Miles and Becky have to try to find help from the shrinking population of normal humans, while fighting off sleep, which is when the snatchers can take over your body.

Snatchers as Thriller

As a thriller, Invasion of the Body Snatchers is good. There are some genuinely creepy moments, augmented by a musical score from Carmen Dragon. Later in the film, our protagonists literally don’t know whom they can trust. The uncertainty and wariness is chilling. And though some might find the pods a little cheezy, I found their organic simplicity to be an excellent “special effect” for the price.

But the best, creepiest, most effective scenes earn their power by their context in this movie. A small park at a downtown intersection bustles with activity. It’s pure Americana — a scene you could find in any small town on a Saturday morning. And yet, it’s the scariest scene in the movie because we suspect that most, if not all, of these people are inhuman. And when the townspeople suddenly move with their hive mind, you might just jump out of your seat.

Taken as a whole, the movie doesn’t fare so well. The chase scene up through the hills saps the movie of its momentum. The third act is drawn out too long (although the ending scene works pretty well). And although there is some very good social commentary in Invasion of the Body Snatchers, it’s a little scattered for my tastes.

Snatchers as Social Commentary

But even if it’s scattered, the social commentary still raises Invasion of the Body Snatchers to near the top of the list of great horror movies.

The horror in Body Snatchers comes in part from the fact that we can’t tell our friends from our enemies. In 1955, that probably resonated with the anti-communist sentiments in the United States. You can’t tell a commie just by looking. They could be anywhere!

Another part of the horror is the oppressive conformity (kind of like a zombie movie, but less so). Those who’ve been assimilated lose their identity and their will, and worst of all, they don’t even know it.

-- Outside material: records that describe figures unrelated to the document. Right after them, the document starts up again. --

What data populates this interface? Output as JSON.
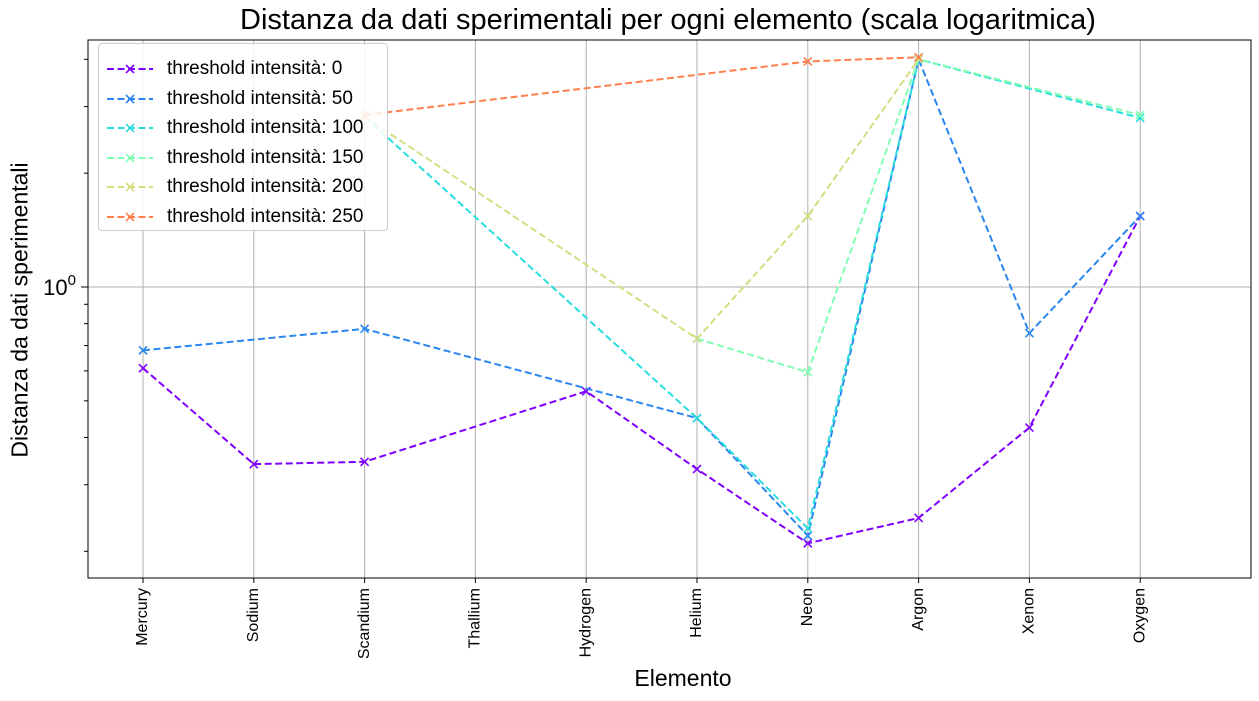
{
  "chart_data": {
    "type": "line",
    "title": "Distanza da dati sperimentali per ogni elemento (scala logaritmica)",
    "xlabel": "Elemento",
    "ylabel": "Distanza da dati sperimentali",
    "yscale": "log",
    "yticks": [
      {
        "value": 1,
        "label": "10",
        "exponent": "0"
      }
    ],
    "ylim": [
      0.17,
      4.5
    ],
    "grid": true,
    "legend_position": "top-left",
    "categories": [
      "Mercury",
      "Sodium",
      "Scandium",
      "Thallium",
      "Hydrogen",
      "Helium",
      "Neon",
      "Argon",
      "Xenon",
      "Oxygen"
    ],
    "series": [
      {
        "name": "threshold intensità: 0",
        "color": "#8000ff",
        "values": [
          0.61,
          0.34,
          0.345,
          null,
          0.53,
          0.33,
          0.21,
          0.245,
          0.425,
          1.54
        ]
      },
      {
        "name": "threshold intensità: 50",
        "color": "#2a86f0",
        "values": [
          0.68,
          null,
          0.775,
          null,
          null,
          0.45,
          0.22,
          4.0,
          0.755,
          1.54
        ]
      },
      {
        "name": "threshold intensità: 100",
        "color": "#2adddd",
        "values": [
          null,
          null,
          2.82,
          null,
          null,
          0.45,
          0.23,
          4.0,
          null,
          2.8
        ]
      },
      {
        "name": "threshold intensità: 150",
        "color": "#80ffb4",
        "values": [
          null,
          null,
          null,
          null,
          null,
          0.73,
          0.595,
          4.0,
          null,
          2.85
        ]
      },
      {
        "name": "threshold intensità: 200",
        "color": "#d4dd80",
        "values": [
          null,
          null,
          2.82,
          null,
          null,
          0.73,
          1.54,
          4.0,
          null,
          null
        ]
      },
      {
        "name": "threshold intensità: 250",
        "color": "#ff7f4e",
        "values": [
          null,
          null,
          2.85,
          null,
          null,
          null,
          3.95,
          4.05,
          null,
          null
        ]
      }
    ]
  }
}
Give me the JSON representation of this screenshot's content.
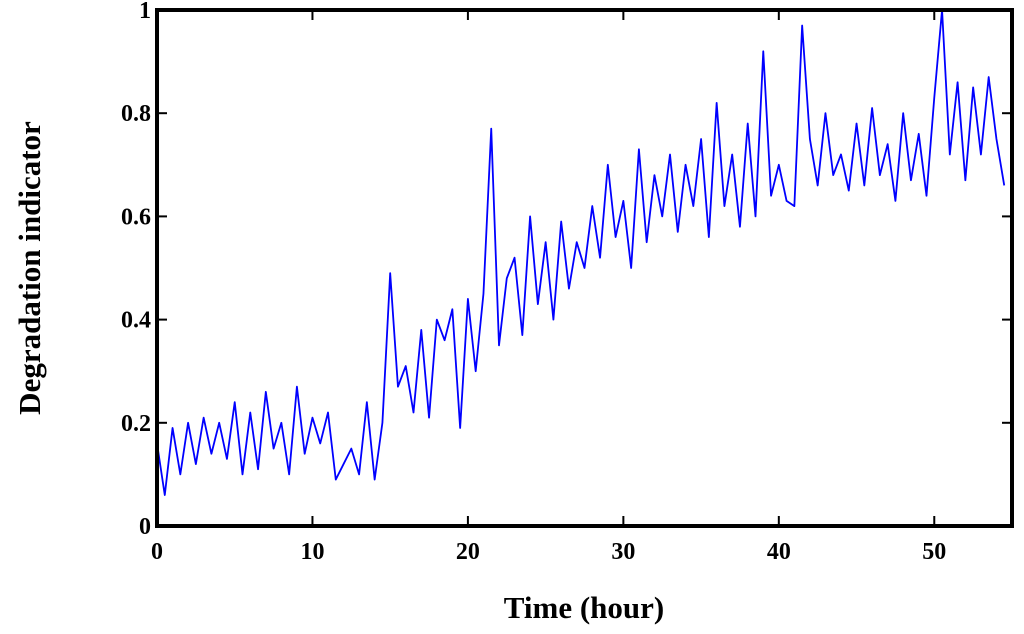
{
  "chart_data": {
    "type": "line",
    "x_label": "Time (hour)",
    "y_label": "Degradation indicator",
    "x": [
      0,
      0.5,
      1,
      1.5,
      2,
      2.5,
      3,
      3.5,
      4,
      4.5,
      5,
      5.5,
      6,
      6.5,
      7,
      7.5,
      8,
      8.5,
      9,
      9.5,
      10,
      10.5,
      11,
      11.5,
      12,
      12.5,
      13,
      13.5,
      14,
      14.5,
      15,
      15.5,
      16,
      16.5,
      17,
      17.5,
      18,
      18.5,
      19,
      19.5,
      20,
      20.5,
      21,
      21.5,
      22,
      22.5,
      23,
      23.5,
      24,
      24.5,
      25,
      25.5,
      26,
      26.5,
      27,
      27.5,
      28,
      28.5,
      29,
      29.5,
      30,
      30.5,
      31,
      31.5,
      32,
      32.5,
      33,
      33.5,
      34,
      34.5,
      35,
      35.5,
      36,
      36.5,
      37,
      37.5,
      38,
      38.5,
      39,
      39.5,
      40,
      40.5,
      41,
      41.5,
      42,
      42.5,
      43,
      43.5,
      44,
      44.5,
      45,
      45.5,
      46,
      46.5,
      47,
      47.5,
      48,
      48.5,
      49,
      49.5,
      50,
      50.5,
      51,
      51.5,
      52,
      52.5,
      53,
      53.5,
      54,
      54.5
    ],
    "series": [
      {
        "name": "Degradation indicator",
        "color": "#0000ff",
        "values": [
          0.16,
          0.06,
          0.19,
          0.1,
          0.2,
          0.12,
          0.21,
          0.14,
          0.2,
          0.13,
          0.24,
          0.1,
          0.22,
          0.11,
          0.26,
          0.15,
          0.2,
          0.1,
          0.27,
          0.14,
          0.21,
          0.16,
          0.22,
          0.09,
          0.12,
          0.15,
          0.1,
          0.24,
          0.09,
          0.2,
          0.49,
          0.27,
          0.31,
          0.22,
          0.38,
          0.21,
          0.4,
          0.36,
          0.42,
          0.19,
          0.44,
          0.3,
          0.45,
          0.77,
          0.35,
          0.48,
          0.52,
          0.37,
          0.6,
          0.43,
          0.55,
          0.4,
          0.59,
          0.46,
          0.55,
          0.5,
          0.62,
          0.52,
          0.7,
          0.56,
          0.63,
          0.5,
          0.73,
          0.55,
          0.68,
          0.6,
          0.72,
          0.57,
          0.7,
          0.62,
          0.75,
          0.56,
          0.82,
          0.62,
          0.72,
          0.58,
          0.78,
          0.6,
          0.92,
          0.64,
          0.7,
          0.63,
          0.62,
          0.97,
          0.75,
          0.66,
          0.8,
          0.68,
          0.72,
          0.65,
          0.78,
          0.66,
          0.81,
          0.68,
          0.74,
          0.63,
          0.8,
          0.67,
          0.76,
          0.64,
          0.83,
          1.0,
          0.72,
          0.86,
          0.67,
          0.85,
          0.72,
          0.87,
          0.75,
          0.66
        ]
      }
    ],
    "xlim": [
      0,
      55
    ],
    "xticks": [
      0,
      10,
      20,
      30,
      40,
      50
    ],
    "ylim": [
      0,
      1
    ],
    "yticks": [
      0,
      0.2,
      0.4,
      0.6,
      0.8,
      1
    ],
    "grid": false
  }
}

This part of the horror is a little more subtle, at least to a rationalist such as myself. The fact that the old you and the new you are so similar is viscerally disturbing, but it had me scratching my head — if the average person can’t tell the difference in the victim, then how is he really worse off? Becky describes the potential outcome: “an untroubled world where everyone’s the same; no need for love, desire, ambition, faith.” There are some days where, to me, that sounds pretty good.

But in 1955, that also probably sounded like creeping Communism, and it was may have been more ominous then than it is now. Nevertheless, my own generation produced the Borg, those hive-minded villains on Star Trek. And Shaun of the Dead, Dawn of the Dead, and 28 Days all opened within a year of each other, and they went over very well.

So Invasion of the Body Snatchers tapped — taps — into something in us that we still fear today. Perhaps that’s why it’s such a lasting movie.